フブキは有力馬の一頭。フブキが馬場に現れるとカメラがその姿を追う。
(フブキ、変わりはない?)
(うむっ。変わりない。ノープロブレムだ!!)
(じゃあ、行こうか!!)
俺はフブキを促し、坂路を駆け上がっていく。
(なかなか落ち着いているではないか?)
(そう思うか?)
(うむっ、多少は成長したと褒めてやろう!!)
(ありがとう。でも、この落ち着きはフブキ、お前のおかげだよ。お前がどっしりと構えていてくれるおかげで落ち着けるんだ)
(わはははっ!!お礼はりんごとセクシーボイスちゃんでよいぞ!!久しぶりにあの娘の尻を拝みたい!!)
(りんごは約束する。でも、セクシーボイスは難しいかな。あの牝馬は未勝利戦も勝ち上がってはいないんだ。それに最近疲労がたまって放牧に出されているらしいよ)

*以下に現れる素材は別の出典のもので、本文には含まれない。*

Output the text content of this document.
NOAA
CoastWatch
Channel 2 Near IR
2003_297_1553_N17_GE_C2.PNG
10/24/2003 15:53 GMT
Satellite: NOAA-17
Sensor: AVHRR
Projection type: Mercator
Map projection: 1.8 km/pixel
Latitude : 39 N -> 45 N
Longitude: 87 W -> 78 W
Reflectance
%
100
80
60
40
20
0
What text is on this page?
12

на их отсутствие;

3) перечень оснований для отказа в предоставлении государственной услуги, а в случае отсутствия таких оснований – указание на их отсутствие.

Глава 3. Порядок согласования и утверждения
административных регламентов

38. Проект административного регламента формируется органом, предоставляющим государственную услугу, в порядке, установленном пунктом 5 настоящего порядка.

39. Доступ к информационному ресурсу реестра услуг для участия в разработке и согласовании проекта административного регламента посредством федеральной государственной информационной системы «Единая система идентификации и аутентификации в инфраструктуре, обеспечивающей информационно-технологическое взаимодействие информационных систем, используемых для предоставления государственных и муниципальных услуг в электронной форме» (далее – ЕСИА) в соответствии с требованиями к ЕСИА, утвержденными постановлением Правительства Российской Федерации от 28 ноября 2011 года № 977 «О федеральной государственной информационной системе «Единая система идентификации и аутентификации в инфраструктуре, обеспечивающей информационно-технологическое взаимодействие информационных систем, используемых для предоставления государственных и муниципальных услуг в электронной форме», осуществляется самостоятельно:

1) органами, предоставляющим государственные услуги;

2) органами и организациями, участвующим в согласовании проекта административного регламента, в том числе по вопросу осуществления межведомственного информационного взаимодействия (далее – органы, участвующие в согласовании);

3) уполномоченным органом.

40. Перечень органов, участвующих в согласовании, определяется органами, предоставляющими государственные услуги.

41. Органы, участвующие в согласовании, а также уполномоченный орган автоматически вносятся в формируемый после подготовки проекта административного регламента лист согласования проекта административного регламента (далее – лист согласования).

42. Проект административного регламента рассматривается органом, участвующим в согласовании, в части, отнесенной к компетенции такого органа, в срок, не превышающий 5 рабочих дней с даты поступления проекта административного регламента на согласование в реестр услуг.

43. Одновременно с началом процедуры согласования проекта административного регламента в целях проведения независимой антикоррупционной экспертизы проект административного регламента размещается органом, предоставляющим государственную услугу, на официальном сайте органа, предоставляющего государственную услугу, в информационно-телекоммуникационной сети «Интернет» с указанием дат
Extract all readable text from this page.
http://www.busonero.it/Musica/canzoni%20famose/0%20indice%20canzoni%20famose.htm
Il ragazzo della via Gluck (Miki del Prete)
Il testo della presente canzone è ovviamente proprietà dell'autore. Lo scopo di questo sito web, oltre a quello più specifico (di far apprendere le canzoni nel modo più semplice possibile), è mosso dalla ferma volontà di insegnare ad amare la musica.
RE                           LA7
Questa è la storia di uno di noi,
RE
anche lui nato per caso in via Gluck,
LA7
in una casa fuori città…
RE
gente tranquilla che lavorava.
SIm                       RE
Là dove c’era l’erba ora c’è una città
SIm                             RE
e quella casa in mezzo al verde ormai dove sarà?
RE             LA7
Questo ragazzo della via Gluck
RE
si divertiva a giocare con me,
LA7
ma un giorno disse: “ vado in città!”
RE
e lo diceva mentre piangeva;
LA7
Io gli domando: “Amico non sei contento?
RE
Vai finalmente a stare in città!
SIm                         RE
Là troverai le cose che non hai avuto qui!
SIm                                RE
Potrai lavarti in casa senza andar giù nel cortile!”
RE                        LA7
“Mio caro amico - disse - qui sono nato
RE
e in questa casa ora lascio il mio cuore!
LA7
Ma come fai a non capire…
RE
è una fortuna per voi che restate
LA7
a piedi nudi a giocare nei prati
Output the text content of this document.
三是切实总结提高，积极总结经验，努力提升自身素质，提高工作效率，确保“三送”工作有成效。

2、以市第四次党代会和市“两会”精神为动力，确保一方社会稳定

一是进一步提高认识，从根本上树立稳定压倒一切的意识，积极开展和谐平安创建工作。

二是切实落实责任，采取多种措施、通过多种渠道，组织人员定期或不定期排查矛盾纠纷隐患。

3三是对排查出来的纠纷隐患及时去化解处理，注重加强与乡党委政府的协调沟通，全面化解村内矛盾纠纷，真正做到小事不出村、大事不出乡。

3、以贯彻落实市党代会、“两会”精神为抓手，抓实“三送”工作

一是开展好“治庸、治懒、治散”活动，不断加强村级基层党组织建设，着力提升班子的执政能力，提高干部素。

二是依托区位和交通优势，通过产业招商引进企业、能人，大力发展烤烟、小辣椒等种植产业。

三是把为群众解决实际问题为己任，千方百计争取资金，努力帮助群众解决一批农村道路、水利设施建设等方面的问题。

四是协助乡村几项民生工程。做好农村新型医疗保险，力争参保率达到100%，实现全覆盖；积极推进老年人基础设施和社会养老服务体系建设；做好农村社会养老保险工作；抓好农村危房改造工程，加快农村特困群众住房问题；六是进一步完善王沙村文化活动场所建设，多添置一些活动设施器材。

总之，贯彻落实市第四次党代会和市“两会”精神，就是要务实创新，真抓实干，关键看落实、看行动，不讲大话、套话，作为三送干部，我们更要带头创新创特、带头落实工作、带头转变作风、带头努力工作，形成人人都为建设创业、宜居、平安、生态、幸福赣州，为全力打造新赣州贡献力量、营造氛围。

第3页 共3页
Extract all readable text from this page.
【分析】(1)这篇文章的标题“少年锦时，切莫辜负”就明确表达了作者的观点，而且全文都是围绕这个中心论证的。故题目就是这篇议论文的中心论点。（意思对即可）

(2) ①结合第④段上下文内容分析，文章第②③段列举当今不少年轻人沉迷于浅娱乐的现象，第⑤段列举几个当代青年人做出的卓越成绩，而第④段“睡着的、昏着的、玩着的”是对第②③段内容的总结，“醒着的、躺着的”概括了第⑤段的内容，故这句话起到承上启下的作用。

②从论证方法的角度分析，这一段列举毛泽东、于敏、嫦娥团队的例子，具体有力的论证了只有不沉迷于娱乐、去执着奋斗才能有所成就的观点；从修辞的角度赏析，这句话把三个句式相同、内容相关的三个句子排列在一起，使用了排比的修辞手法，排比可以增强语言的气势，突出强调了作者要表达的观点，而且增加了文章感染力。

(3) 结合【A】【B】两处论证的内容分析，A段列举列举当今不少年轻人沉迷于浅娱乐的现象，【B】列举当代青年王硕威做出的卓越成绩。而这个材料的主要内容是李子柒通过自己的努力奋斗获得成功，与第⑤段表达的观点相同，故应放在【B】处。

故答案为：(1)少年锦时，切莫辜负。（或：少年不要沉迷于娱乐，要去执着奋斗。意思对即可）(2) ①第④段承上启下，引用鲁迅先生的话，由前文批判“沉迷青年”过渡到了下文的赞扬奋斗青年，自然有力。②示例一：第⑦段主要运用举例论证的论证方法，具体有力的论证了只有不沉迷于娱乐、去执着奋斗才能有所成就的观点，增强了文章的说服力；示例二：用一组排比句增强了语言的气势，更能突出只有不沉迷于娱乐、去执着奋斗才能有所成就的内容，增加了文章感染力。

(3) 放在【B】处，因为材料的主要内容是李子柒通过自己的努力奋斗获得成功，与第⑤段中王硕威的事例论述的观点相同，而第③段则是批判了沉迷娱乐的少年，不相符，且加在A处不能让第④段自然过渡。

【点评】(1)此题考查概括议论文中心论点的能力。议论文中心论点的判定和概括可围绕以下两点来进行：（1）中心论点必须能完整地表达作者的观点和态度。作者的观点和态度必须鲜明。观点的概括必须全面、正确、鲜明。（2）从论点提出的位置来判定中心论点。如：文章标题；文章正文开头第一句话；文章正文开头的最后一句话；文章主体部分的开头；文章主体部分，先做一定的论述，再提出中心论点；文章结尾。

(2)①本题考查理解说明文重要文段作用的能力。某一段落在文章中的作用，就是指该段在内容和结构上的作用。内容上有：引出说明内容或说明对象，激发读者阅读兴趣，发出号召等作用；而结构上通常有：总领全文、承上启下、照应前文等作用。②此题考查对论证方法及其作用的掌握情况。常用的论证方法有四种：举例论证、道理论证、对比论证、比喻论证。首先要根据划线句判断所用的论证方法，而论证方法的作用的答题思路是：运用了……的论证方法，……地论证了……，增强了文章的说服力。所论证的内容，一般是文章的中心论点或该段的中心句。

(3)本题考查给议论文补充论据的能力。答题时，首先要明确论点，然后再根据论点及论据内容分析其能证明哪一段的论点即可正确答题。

(むうぅぅぅ~、放牧先で浮気をしておらねば良いが…)
(そんなにセクシーボイスが好きなのか?)
(うむっ!!あの尻は夢にまで出てきよる)
(それはもはや、セクシーボイスでは無く、尻が好きなのではないのか?)
(わはははっ!!そうとも言うな!!)
俺とフブキはこんな締まらない会話をしながら、追い切りを終えたのだった。
「真白、最高の追い切りだったぞ!!まさに人馬一体だった。これで自信をもって皐月賞に送り出せるわ!!」
白井先生は『ニッコニコ』で俺の肩を叩く。
俺は『尻の話で盛り上がって、リラックスして走れました』とは言えず…
「先生が完璧に仕上げてくれたおかげです。これで自信をもって皐月賞に挑めます!!」
そう答えておいた。
俺は追切の後、不慣れな取材対応をこなす。白毛馬フブキ、会社経営者で人気インフルエンサーの美雪さん、そしてGⅠ初騎乗の俺。話題が盛りだくさんで、例年よりも盛り上がっている感じがする。
(…追切よりも緊張するよ)
リーディング上位の騎手たちに混ざって、記者会見にも出席したのだった。